What are some of your favourite theatre shows to watch and how do you like to spend your time away from your career?
A big old-fashioned musical with a fantastic score, I adore the stage production of An American In Paris they made a few years ago with classical dancers, and which my local cinema shows by popular demand. I loved Prokofiev’s Cinderella at Sadler’s Wells a few years ago.
I play alto sax with a wind band, and sing in a chamber choir. I find music making with others very life-affirming. I play tennis and love hanging out with my family. I listen to the radio all the time, mostly Radio 3. It is the most fantastic service, worth every penny of the licence fee, let alone television and iPlayer. BBC Sounds provides the most wonderful mixtapes when I’m on the move, I can’t praise enough the presenters, producers and teams’ dedication to their listeners!
What advice would you give a new actor starting out?
Market yourself, the profession is a business and you are a super product! You need to take your body and mental health very seriously, treat yourself like an athlete. Read loads, educate yourself about anything and everything, and write – a part for yourself or a play or a TV script etc. We have to consider generating our own work.

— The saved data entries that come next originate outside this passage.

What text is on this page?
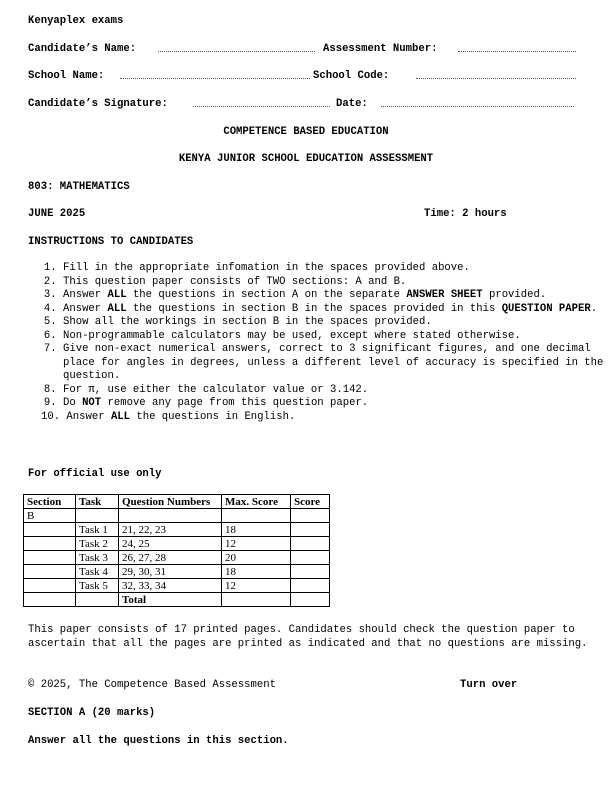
Kenyaplex exams
Candidate’s Name:	Assessment Number:
School Name:	School Code:
Candidate’s Signature:	Date:
COMPETENCE BASED EDUCATION
KENYA JUNIOR SCHOOL EDUCATION ASSESSMENT
803: MATHEMATICS
JUNE 2025	Time: 2 hours
INSTRUCTIONS TO CANDIDATES
1. Fill in the appropriate infomation in the spaces provided above.
2. This question paper consists of TWO sections: A and B.
3. Answer ALL the questions in section A on the separate ANSWER SHEET provided.
4. Answer ALL the questions in section B in the spaces provided in this QUESTION PAPER.
5. Show all the workings in section B in the spaces provided.
6. Non-programmable calculators may be used, except where stated otherwise.
7. Give non-exact numerical answers, correct to 3 significant figures, and one decimal place for angles in degrees, unless a different level of accuracy is specified in the question.
8. For π, use either the calculator value or 3.142.
9. Do NOT remove any page from this question paper.
10. Answer ALL the questions in English.
For official use only
Section	Task	Question Numbers	Max. Score	Score
B				
	Task 1	21, 22, 23	18	
	Task 2	24, 25	12	
	Task 3	26, 27, 28	20	
	Task 4	29, 30, 31	18	
	Task 5	32, 33, 34	12	
		Total		
This paper consists of 17 printed pages. Candidates should check the question paper to ascertain that all the pages are printed as indicated and that no questions are missing.
© 2025, The Competence Based Assessment	Turn over
SECTION A (20 marks)
Answer all the questions in this section.
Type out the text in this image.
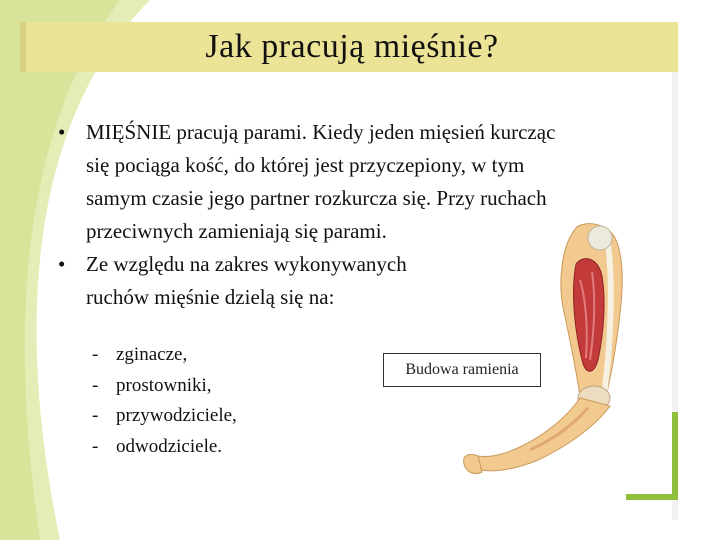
Jak pracują mięśnie?
• MIĘŚNIE pracują parami. Kiedy jeden mięsień kurcząc
się pociąga kość, do której jest przyczepiony, w tym
samym czasie jego partner rozkurcza się. Przy ruchach
przeciwnych zamieniają się parami.
• Ze względu na zakres wykonywanych
ruchów mięśnie dzielą się na:
- zginacze,
- prostowniki,
- przywodziciele,
- odwodziciele.
Budowa ramienia
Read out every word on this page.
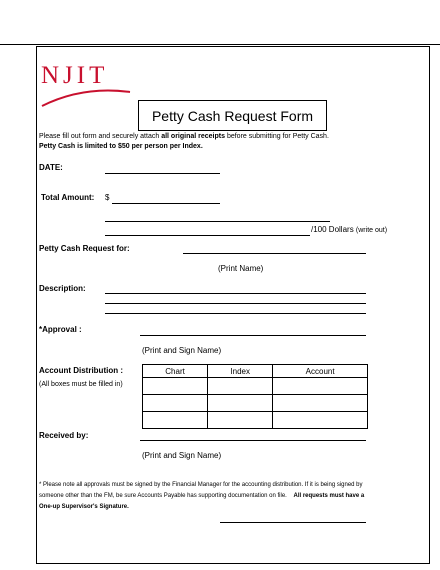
NJIT
Petty Cash Request Form
Please fill out form and securely attach all original receipts before submitting for Petty Cash.
Petty Cash is limited to $50 per person per Index.
DATE:
Total Amount: $
/100 Dollars (write out)
Petty Cash Request for:
(Print Name)
Description:
*Approval :
(Print and Sign Name)
Account Distribution :
(All boxes must be filled in)
Chart	Index	Account

Received by:
(Print and Sign Name)
* Please note all approvals must be signed by the Financial Manager for the accounting distribution. If it is being signed by
someone other than the FM, be sure Accounts Payable has supporting documentation on file. All requests must have a
One-up Supervisor's Signature.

If you are a shy person (as many actors are) and would find marketing yourself cringeworthy, try thinking of your professional self as a different persona – strong, confident, talented and charismatic – you are an actor after all! Don’t turn things down in the early stages, get involved as much as you can with anything going, you never know where a project might lead or who you’ll meet on the way. Keep a note of directors and casting directors you’ve met and let them know what you’re doing.
Have other strings to your bow to keep your spirits up. Don’t beat yourself up if things don’t go well, it’s probably not your fault if you don’t get a particular part, it was their choice, just the wrong one! I’m afraid there is a large element of luck involved, good and bad, it probably balances itself out in the end. So, best of luck!